A decade ago I interviewed David Gunn, then head of Amtrak. Gunn is a railroad man’s railroad man, and had won fame for turning around New York City transit and then the London Underground. He said this country wasn’t ready for high-speed rail because we didn’t have the workers to build or maintain it. His words still read fresh:
“It is not helpful, in my opinion, to engage in these flights of fancy where you’re going to build TGVs [France’s high-speed rail system] all over the United States. We do not have the technical capabilities for doing it, we don’t have the manufacturing to support it anymore and you don’t have the people to run it. [France has] been working on their train system since the war. For 60 years, they’ve been incrementally creeping up speeds on electrification, on catenary design, or locomotive design. In the United States, which was the leader at the end of World War II, you can’t even buy a coupler that is made in the United States. You can’t just take this super sophisticated technology from over there, and bring it here and make it work. Because, I mean, you have to have people who actually have a toolbox and can stand there and make it work.

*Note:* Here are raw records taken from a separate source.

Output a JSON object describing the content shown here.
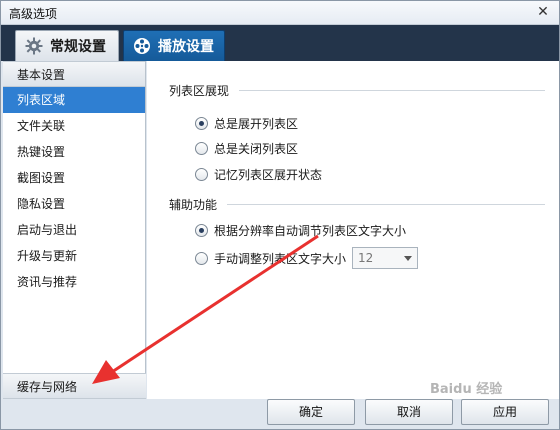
{
  "window": {
    "title": "高级选项",
    "close_glyph": "✕"
  },
  "tabs": [
    {
      "label": "常规设置",
      "icon": "gear-icon",
      "active": true
    },
    {
      "label": "播放设置",
      "icon": "film-reel-icon",
      "active": false
    }
  ],
  "sidebar": {
    "items": [
      {
        "label": "基本设置",
        "kind": "header"
      },
      {
        "label": "列表区域",
        "kind": "selected"
      },
      {
        "label": "文件关联"
      },
      {
        "label": "热键设置"
      },
      {
        "label": "截图设置"
      },
      {
        "label": "隐私设置"
      },
      {
        "label": "启动与退出"
      },
      {
        "label": "升级与更新"
      },
      {
        "label": "资讯与推荐"
      }
    ],
    "bottom_item": "缓存与网络"
  },
  "content": {
    "group1": {
      "title": "列表区展现",
      "options": [
        {
          "label": "总是展开列表区",
          "checked": true
        },
        {
          "label": "总是关闭列表区",
          "checked": false
        },
        {
          "label": "记忆列表区展开状态",
          "checked": false
        }
      ]
    },
    "group2": {
      "title": "辅助功能",
      "options": [
        {
          "label": "根据分辨率自动调节列表区文字大小",
          "checked": true
        },
        {
          "label": "手动调整列表区文字大小",
          "checked": false
        }
      ],
      "font_size_select": "12"
    }
  },
  "footer": {
    "ok": "确定",
    "cancel": "取消",
    "apply": "应用"
  },
  "colors": {
    "accent": "#2f7fd2",
    "tabbar": "#23344a",
    "arrow": "#e8312f"
  },
  "watermark": "Baidu 经验"
}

This is what the big thinkers—planners and other people—often don’t get. This is not a detail. It is a critical component of having a good operation.”
Or maybe we don’t need skilled workers anymore. China famously built the new San Francisco-Oakland Bay Bridge span that opened last year. Americans assembled and installed it. Is this the way of the future? Can we import workers for standard maintenance as well? China and South Korea are examples of countries that in a generation or two have leapt from third-world standards, with little advanced infrastructure, to being well ahead of this country in several sectors. (Korea has a national high-speed rail system, ubiquitous high-speed broadband service and clean, quiet subways.)
Can we leap as well, or must we, as Gunn says, walk before we run? Whatever the exact stages, we will need skilled labor and management, and the production of both should be a national priority.